By default, only user-customised bindings are emitted (a useful starting point for your own config).

Flag What it does
-a, --all Dump every binding, including Brave's compiled-in defaults.
-o, --output FILE Write to FILE instead of stdout.
dotbrowser brave shortcuts dump                       # what am I overriding?
dotbrowser brave shortcuts dump -a -o all-binds.toml  # full reference dump

shortcuts list [filter] — search known command names

Lists every command id you can bind to. The optional positional filter is a substring match.

dotbrowser brave shortcuts list toggle   # everything containing "toggle"
dotbrowser brave shortcuts list          # full list

settings dump [keys ...] — inspect setting values

  • No keys → dumps every setting dotbrowser is currently managing on this profile.
  • Explicit keys → dumps those dotted paths. Missing keys appear as commented-out lines so you know dotbrowser looked.
Flag What it does
-o, --output FILE Write to FILE instead of stdout.
dotbrowser brave settings dump
dotbrowser brave settings dump brave.tabs.vertical_tabs_enabled bookmark_bar.show_on_all_tabs

How it works

dotbrowser patches Brave's profile Preferences JSON directly. It refuses to run while Brave is open (Brave overwrites the file on exit) — -k is the escape hatch: SIGKILL Brave, apply, restart. Each apply takes one timestamped backup, writes atomically (temp file + rename), and verifies the result by reloading.

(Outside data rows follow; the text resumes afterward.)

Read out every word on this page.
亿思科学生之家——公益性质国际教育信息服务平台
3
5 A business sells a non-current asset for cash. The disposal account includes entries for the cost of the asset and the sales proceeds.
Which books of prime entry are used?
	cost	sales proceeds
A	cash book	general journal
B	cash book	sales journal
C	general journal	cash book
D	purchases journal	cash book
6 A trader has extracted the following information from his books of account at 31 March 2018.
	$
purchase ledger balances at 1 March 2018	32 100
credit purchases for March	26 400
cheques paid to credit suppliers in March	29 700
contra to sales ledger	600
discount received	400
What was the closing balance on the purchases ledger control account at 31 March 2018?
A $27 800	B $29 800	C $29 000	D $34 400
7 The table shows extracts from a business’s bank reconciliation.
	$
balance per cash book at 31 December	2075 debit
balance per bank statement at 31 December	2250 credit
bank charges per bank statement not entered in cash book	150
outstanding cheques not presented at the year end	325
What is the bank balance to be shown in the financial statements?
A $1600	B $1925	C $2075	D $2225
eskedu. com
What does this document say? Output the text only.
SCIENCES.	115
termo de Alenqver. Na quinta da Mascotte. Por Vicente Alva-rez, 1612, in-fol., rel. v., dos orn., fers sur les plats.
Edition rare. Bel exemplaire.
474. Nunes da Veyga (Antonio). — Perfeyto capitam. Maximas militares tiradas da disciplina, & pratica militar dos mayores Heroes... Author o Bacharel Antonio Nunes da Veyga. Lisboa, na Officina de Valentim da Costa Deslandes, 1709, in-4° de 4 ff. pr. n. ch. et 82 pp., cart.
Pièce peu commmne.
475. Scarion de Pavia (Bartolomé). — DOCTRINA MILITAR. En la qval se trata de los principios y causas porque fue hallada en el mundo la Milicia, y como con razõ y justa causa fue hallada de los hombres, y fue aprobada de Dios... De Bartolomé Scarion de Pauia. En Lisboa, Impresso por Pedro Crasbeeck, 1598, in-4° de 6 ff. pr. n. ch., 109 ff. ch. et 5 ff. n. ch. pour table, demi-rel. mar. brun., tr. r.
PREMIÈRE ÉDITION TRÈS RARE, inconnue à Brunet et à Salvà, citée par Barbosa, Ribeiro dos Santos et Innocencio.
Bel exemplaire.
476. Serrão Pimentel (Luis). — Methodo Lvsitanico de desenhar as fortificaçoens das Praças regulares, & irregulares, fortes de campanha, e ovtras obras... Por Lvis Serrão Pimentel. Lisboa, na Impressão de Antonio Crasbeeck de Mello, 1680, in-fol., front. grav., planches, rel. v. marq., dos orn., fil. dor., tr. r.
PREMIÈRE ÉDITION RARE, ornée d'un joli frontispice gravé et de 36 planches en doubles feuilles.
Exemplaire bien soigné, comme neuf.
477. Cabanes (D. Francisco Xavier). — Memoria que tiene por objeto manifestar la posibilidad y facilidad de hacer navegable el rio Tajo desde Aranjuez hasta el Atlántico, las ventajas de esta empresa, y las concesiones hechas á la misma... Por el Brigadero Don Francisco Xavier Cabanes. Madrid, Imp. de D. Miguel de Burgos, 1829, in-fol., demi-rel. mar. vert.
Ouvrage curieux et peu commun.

Managed entries are tracked per namespace in sidecar files (Preferences.dotbrowser.{shortcuts,settings}.json), so removing a key from your config restores Brave's default on the next apply.

Default profile root: ~/.config/BraveSoftware/Brave-Browser on Linux, ~/Library/Application Support/BraveSoftware/Brave-Browser on macOS. Override with -r/--profile-root.

Caveats

  • Brave Sync can overwrite [settings] entries on its next pulse if they fall in a synced category. UI-layout keys like brave.tabs.vertical_tabs_* are local-only and immune.
  • Linux + macOS only. Windows needs a custom --profile-root and process-management path.
  • Brave only. Chrome hardcodes shortcuts (no UI to customize), so this approach doesn't apply.
  • A handful of settings (homepage, default search engine, pinned_tabs, …) are integrity-protected and can't be patched yet — dotbrowser refuses them with a clear error rather than letting the change silently disappear on next launch. Set those via the Brave UI for now.

Roadmap

Open items live in TODO.md: expanded settings coverage (homepage / default search / pinned tabs), settings catalog generator, Windows support, more browsers (Vivaldi, Edge, Arc, Firefox).